12 Eylül yargıya intikal etti ya, şimdi de "Darbe solu mu ezdi, sağı mı ezdi?" tartışması başladı. Solcular, mağduriyetin aslan payını üstlenmek istiyor. Oysa, o dönem Ülkücüler büyük eza ve cefa çekmiş, ama, devlete zarar gelir düşüncesiyle bu işkenceleri yüksek sesle anlatmamışlardı. Yıllar sonra, Muhsin Yazıcıoğlu'yla konuştuğumda, bana yaşadıklarından kısa bir kesit vermişti; sizlerle paylaşayım:
İlk önce, C5'te kalmıştı. O dönemde sağcıları solcu polislere, solcuları ise sağcı polislere sorgulatıyorlardı. Böylece, işkence talimatı aksamadan yerine getiriliyordu. Darp izleri tespit edilsin diye Adli Tıp'a gönderildi Yazıcıoğlu. Gelen cevap şöyleydi: "Parmağında ekimoza, pazularında çürük izlerine rastlanmıştır.
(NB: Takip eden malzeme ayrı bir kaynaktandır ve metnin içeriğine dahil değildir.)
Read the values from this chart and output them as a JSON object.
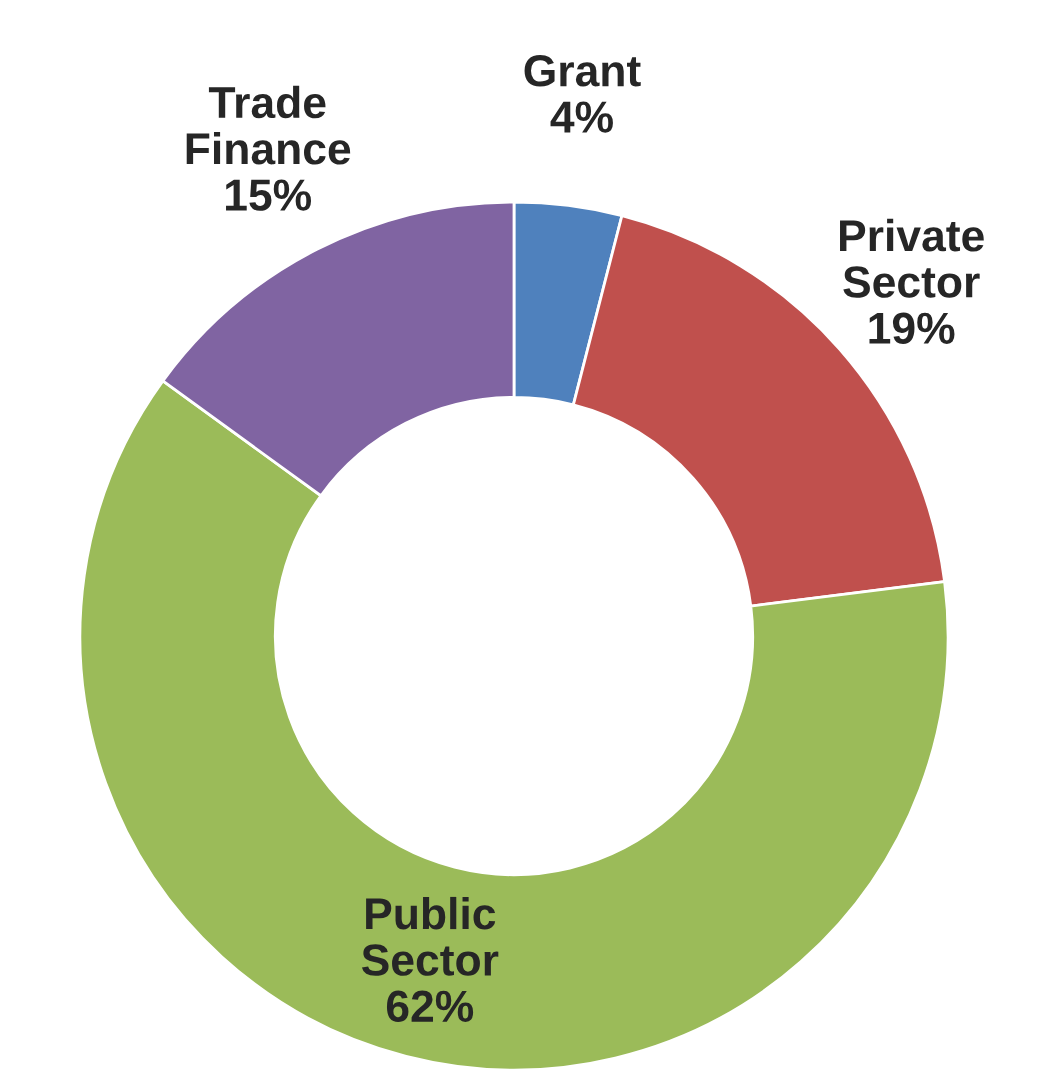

Ayaklarının altındaki deriler soyulmuş, kafada yarıklar göze çarpmaktadır. Bununla birlikte, söz konusu belirtilerin işkenceden kaynaklandığını kanıtlayan bir bulguya rastlanmamıştır." Yazıcıoğlu, bütün bunları gülerek bana nakletmişti.
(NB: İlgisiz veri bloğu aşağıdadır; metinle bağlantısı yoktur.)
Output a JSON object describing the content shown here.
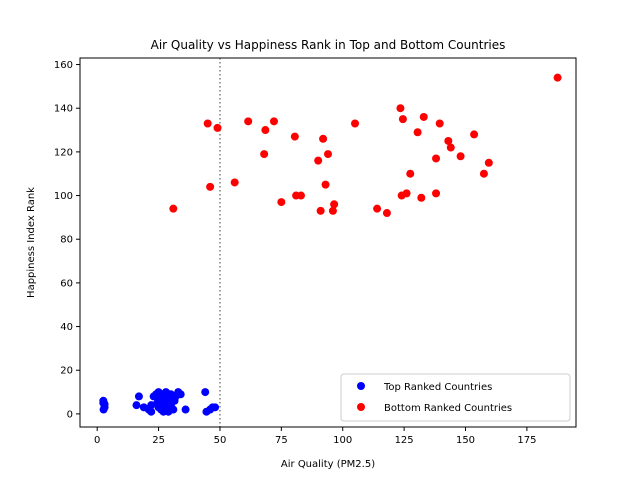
{
  "chart_data": {
    "type": "scatter",
    "title": "Air Quality vs Happiness Rank in Top and Bottom Countries",
    "xlabel": "Air Quality (PM2.5)",
    "ylabel": "Happiness Index Rank",
    "xlim": [
      -7,
      195
    ],
    "ylim": [
      -6,
      163
    ],
    "xticks": [
      0,
      25,
      50,
      75,
      100,
      125,
      150,
      175
    ],
    "yticks": [
      0,
      20,
      40,
      60,
      80,
      100,
      120,
      140,
      160
    ],
    "grid": false,
    "legend_position": "lower-right",
    "reference_line": {
      "x": 50,
      "style": "dotted",
      "color": "#808080"
    },
    "series": [
      {
        "name": "Top Ranked Countries",
        "color": "#0000ff",
        "points": [
          [
            2.5,
            6
          ],
          [
            2.5,
            5
          ],
          [
            2.6,
            2
          ],
          [
            3,
            3
          ],
          [
            3,
            4.5
          ],
          [
            16,
            4
          ],
          [
            17,
            8
          ],
          [
            19,
            3
          ],
          [
            21,
            2
          ],
          [
            22,
            1
          ],
          [
            22,
            4
          ],
          [
            23,
            8
          ],
          [
            24,
            9
          ],
          [
            24.5,
            5
          ],
          [
            25,
            10
          ],
          [
            25,
            3
          ],
          [
            25.5,
            7
          ],
          [
            26,
            2
          ],
          [
            26.5,
            9
          ],
          [
            27,
            1
          ],
          [
            27,
            6
          ],
          [
            27.5,
            4
          ],
          [
            28,
            10
          ],
          [
            28,
            3
          ],
          [
            28.5,
            8
          ],
          [
            29,
            1
          ],
          [
            29,
            5
          ],
          [
            29.5,
            7
          ],
          [
            30,
            4
          ],
          [
            30,
            9
          ],
          [
            31,
            2
          ],
          [
            31.5,
            6
          ],
          [
            32,
            8
          ],
          [
            33,
            10
          ],
          [
            34,
            9
          ],
          [
            36,
            2
          ],
          [
            44,
            10
          ],
          [
            44.5,
            1
          ],
          [
            46,
            2
          ],
          [
            47,
            3
          ],
          [
            48,
            3
          ]
        ]
      },
      {
        "name": "Bottom Ranked Countries",
        "color": "#ff0000",
        "points": [
          [
            31,
            94
          ],
          [
            45,
            133
          ],
          [
            46,
            104
          ],
          [
            49,
            131
          ],
          [
            56,
            106
          ],
          [
            61.5,
            134
          ],
          [
            68,
            119
          ],
          [
            68.5,
            130
          ],
          [
            72,
            134
          ],
          [
            75,
            97
          ],
          [
            80.5,
            127
          ],
          [
            81,
            100
          ],
          [
            83,
            100
          ],
          [
            90,
            116
          ],
          [
            91,
            93
          ],
          [
            92,
            126
          ],
          [
            93,
            105
          ],
          [
            94,
            119
          ],
          [
            96,
            93
          ],
          [
            96.5,
            96
          ],
          [
            105,
            133
          ],
          [
            114,
            94
          ],
          [
            118,
            92
          ],
          [
            123.5,
            140
          ],
          [
            124,
            100
          ],
          [
            124.5,
            135
          ],
          [
            126,
            101
          ],
          [
            127.5,
            110
          ],
          [
            130.5,
            129
          ],
          [
            132,
            99
          ],
          [
            133,
            136
          ],
          [
            138,
            117
          ],
          [
            138,
            101
          ],
          [
            139.5,
            133
          ],
          [
            143,
            125
          ],
          [
            144,
            122
          ],
          [
            148,
            118
          ],
          [
            153.5,
            128
          ],
          [
            157.5,
            110
          ],
          [
            159.5,
            115
          ],
          [
            187.5,
            154
          ]
        ]
      }
    ]
  }
}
C5'ten çıkarıldıktan sonra, Mamak'ta, "Kafes"e konulmuştu. Orada 2 gün kalmıştı. Sağa sola bakmak, izinsiz oturup kalkmak yasaktı. Küçücük kafesin içinde uygun adım yürüyüş yapılıyor, Harbiye marşı söyleniyordu. Tutuklular bütün güçleriyle bağırmalıydı. Az bağıranın eline copla vuruluyordu. Nöbetçi er, sorular soruyor, doğru cevap vermezseniz, gene copa müracaat ediliyordu. İşte sorulardan bir örnek: 'Atatürk ne yaptı?' / Vatanı kurtardı. / 'Başka ne yaptı?' / Devrimleri yaptı. / 'Hayır. Söyle ne yaptı?'... Tabii bu arada yanlış cevaplar verildiği için avuç içlerine coplar iniyordu. Yazıcıoğlu'nun hiçbir cevabını beğenmeyen nöbetçi er, sonunda doğru cevabı söylemişti: "Kargaları kovaladı." Şu kız kardeşiyle birlikte çiftlik evinde küçük Mustafa'nın kargaları kovalaması var ya, meğer doğru cevap buymuş!!!